Маньеристские тенденции в русской эстетике первой половины XVII в. были направлены на сохранение и поддержание средневековой духовной культуры. Они явились одной из скреп того «щита», которым традиционная русская культура пыталась защитить себя от вторжения культуры нового времени, не замечая, что и сами–το скрепы уже порождение новой культуры, притом отнюдь не только отечественного происхождения. Тем не менее под прикрытием этого «щита» эстетические идеи Средневековья какое‑то время не только сохраняли свое значение, но и получили определенное развитие. В первую очередь это касается представлений о красоте, об идеале человека.
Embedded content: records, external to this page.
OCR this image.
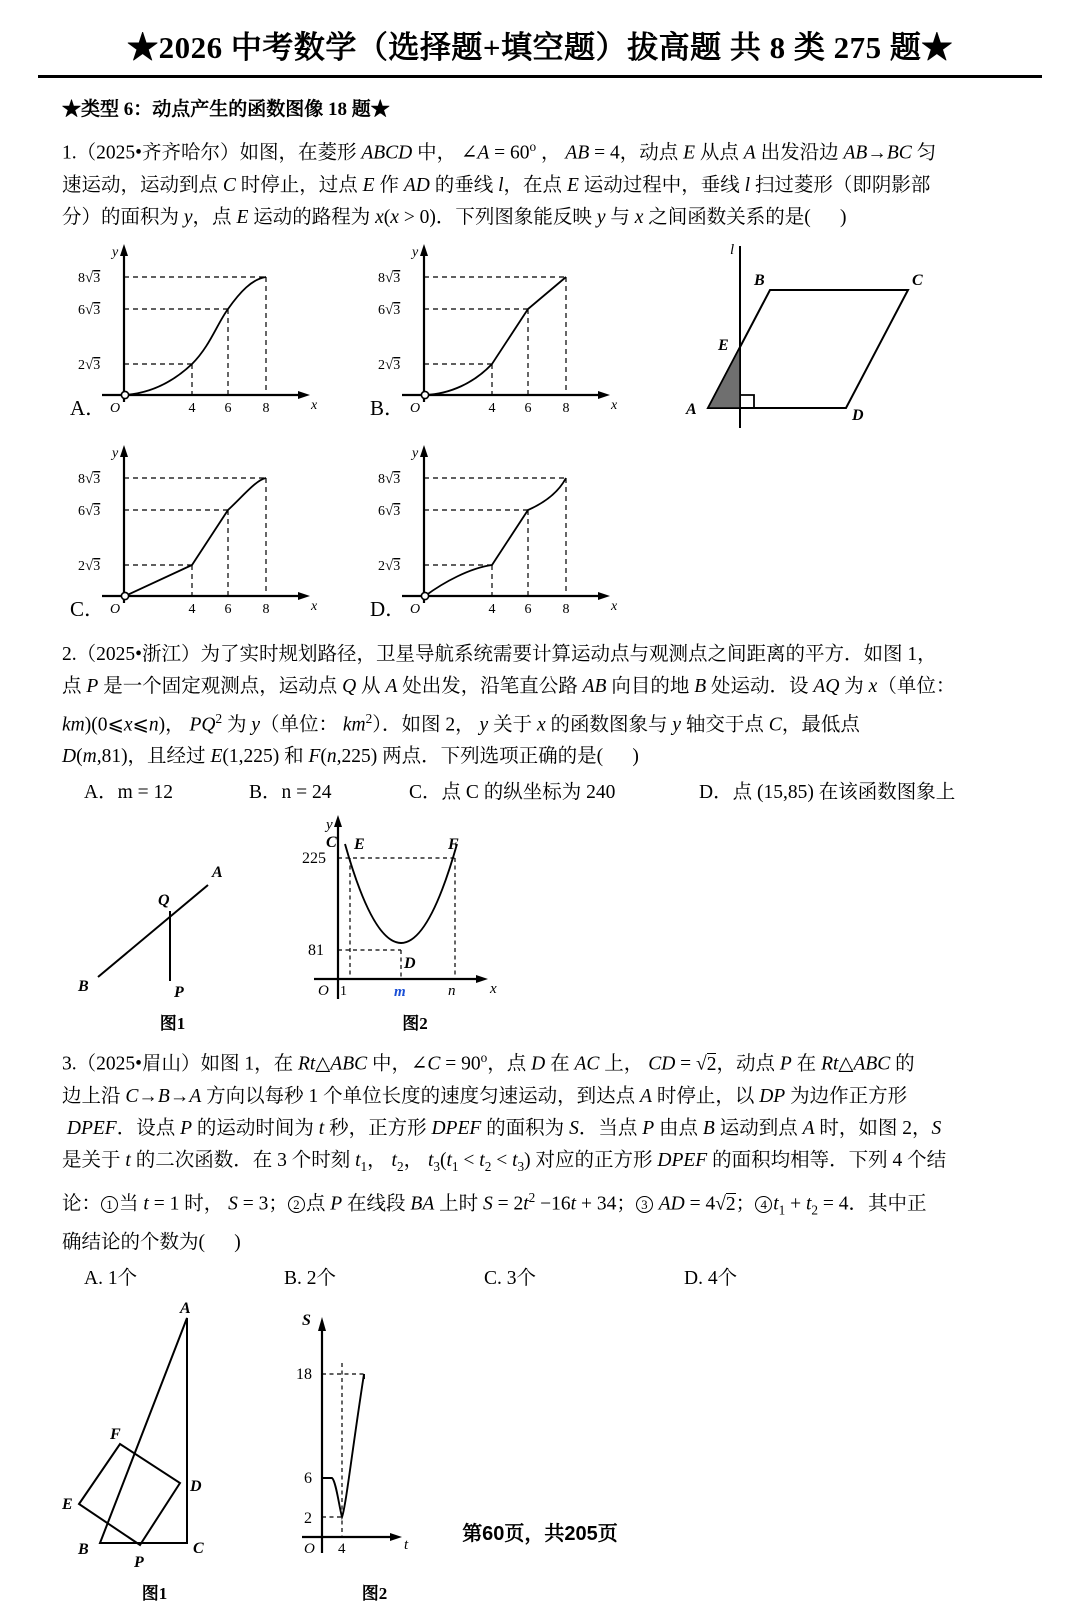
★2026 中考数学（选择题+填空题）拔高题 共 8 类 275 题★
★类型 6：动点产生的函数图像 18 题★

1.（2025•齐齐哈尔）如图，在菱形 ABCD 中， ∠A = $60^o$ ， AB = 4，动点 E 从点 A 出发沿边 AB→BC 匀

速运动，运动到点 C 时停止，过点 E 作 AD 的垂线 l，在点 E 运动过程中，垂线 l 扫过菱形（即阴影部

分）的面积为 y，点 E 运动的路程为 x(x > 0)．下列图象能反映 y 与 x 之间函数关系的是(      )

A．
y
x
O
8√3
6√3
2√3
4 6 8	B．
y
x
O
8√3
6√3
2√3
4 6 8
l
A
B	C
D
E
C．
y
x
O
8√3
6√3
2√3
4 6 8	D．
y
x
O
8√3
6√3
2√3
4 6 8

2.（2025•浙江）为了实时规划路径，卫星导航系统需要计算运动点与观测点之间距离的平方．如图 1，

点 P 是一个固定观测点，运动点 Q 从 A 处出发，沿笔直公路 AB 向目的地 B 处运动．设 AQ 为 x（单位：

km)(0⩽x⩽n)， $PQ^2$ 为 y（单位： $km^2$）．如图 2， y 关于 x 的函数图象与 y 轴交于点 C，最低点

D(m,81)，且经过 E(1,225) 和 F(n,225) 两点．下列选项正确的是(      )

A．m = 12	B．n = 24	C．点 C 的纵坐标为 240	D．点 (15,85) 在该函数图象上
A
B	P
Q
图1
y
x
O
225
81
1	m	n
C E	F
D
图2

3.（2025•眉山）如图 1，在 Rt△ABC 中，∠C = $90^o$，点 D 在 AC 上， CD = √2，动点 P 在 Rt△ABC 的

边上沿 C→B→A 方向以每秒 1 个单位长度的速度匀速运动，到达点 A 时停止，以 DP 为边作正方形

DPEF．设点 P 的运动时间为 t 秒，正方形 DPEF 的面积为 S．当点 P 由点 B 运动到点 A 时，如图 2，S

是关于 t 的二次函数．在 3 个时刻 $t_1$， $t_2$， $t_3(t_1 < t_2 < t_3)$ 对应的正方形 DPEF 的面积均相等．下列 4 个结

论： 1 当 t = 1 时， S = 3； 2 点 P 在线段 BA 上时 $S = 2t^2 -16t + 34$； 3 AD = 4√2； 4 $t_1 + t_2 = 4$．其中正

确结论的个数为(      )

A. 1个	B. 2个	C. 3个	D. 4个
A
B	C
D
E
F
P
图1
S
t
O
18
6
2
4
图2
第60页，共205页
По древней христианской концепции человек, как и весь мир, был создан Богом идеально прекрасным. Нарушение же этой изначальной красоты произошло и постоянно происходит от неверной ориентации свободной воли человека. Эту теорию поддерживает и русская эстетика XVII в. Так, дьяк Иван Тимофеев убежден, что по божественной заповеди человеку дано только по воскресении из мертвых «в первую бо лепоту и красоту облещися, яко въ ризу» (467).
В земной же своей жизни он сохраняет только остатки первозданной красоты. При этом мера физической красоты отпускается ему от природы, и он не в состоянии ее увеличить, а вот духовную красоту можно совершенствовать и развить до такого уровня, что она будет украшать не только ее носителя, но и распространяться в окружающее пространство. Князь И. А. Хворостинин писал о патриархе Гермогене Московском: «Въ та же времена добре украшающи патриаршеский святый престол Ермоген» (545). В этой стереотипной для летописцев фразе закреплено понимание русскими книжниками места и роли носителя духовной красоты в обществе.
Литература первой половины XVII в. во многом продолжала средневековые традиции создания идеальных образов благочестивых христиан. В традициях средневековых агиографов изображает патриарх Иов духовный облик царя Федора Ивановича, слабоумного сына Ивана Грозного, заступившего на царство после смерти своего отца. Под пером Иова он предстает образцом «красоты и светлости», которые сводятся у писателя–патриарха к традиционному набору христианских добродетелей, усиленных повышенной набожностью (ПЛДР 9, 78; 80; 110).
Муромский житель Дружина Осоргин написал «Повесть» о своей матери Улиянии, воссоздавая средневековый идеал женщины, праведно живущей в миру. Улияния имела большую семью, но за семейными заботами не забывала о благочестии и милосердии. Она регулярно заботилась о неимущих, кормила голодающих, помогала погребать нищих, во время чумы лечила и омывала больных. После смерти двух сыновей вела аскетический образ жизни в своем доме, так как муж не отпустил ее в монастырь (а нарушить волю мужа средневековая женщина даже ради благочестивой жизни не могла). Она прекратила плотское общение с мужем, спала на голой каменной печи, подкладывая еще под бока дрова с острыми углами и крючья. После смерти мужа жила еще 9 лет в строгой аскезе и добродетельной жизни. В один из голодных годов, когда она раздала все имущество нуждающимся, ее слуги пекли хлеб из древесной коры и лебеды, и ее молитвами он делался сладким. То есть уже при жизни на нее–снизошла божественная благодать, которая ярко проявилась в момент ее смерти: «И вси видеша около главы ея круг злат, яко же на иконах около глав святых пишется…. И в ту нощь видеша свет и свеща горяща и благоухание велие повеваше ис клети тоя» (РП 46).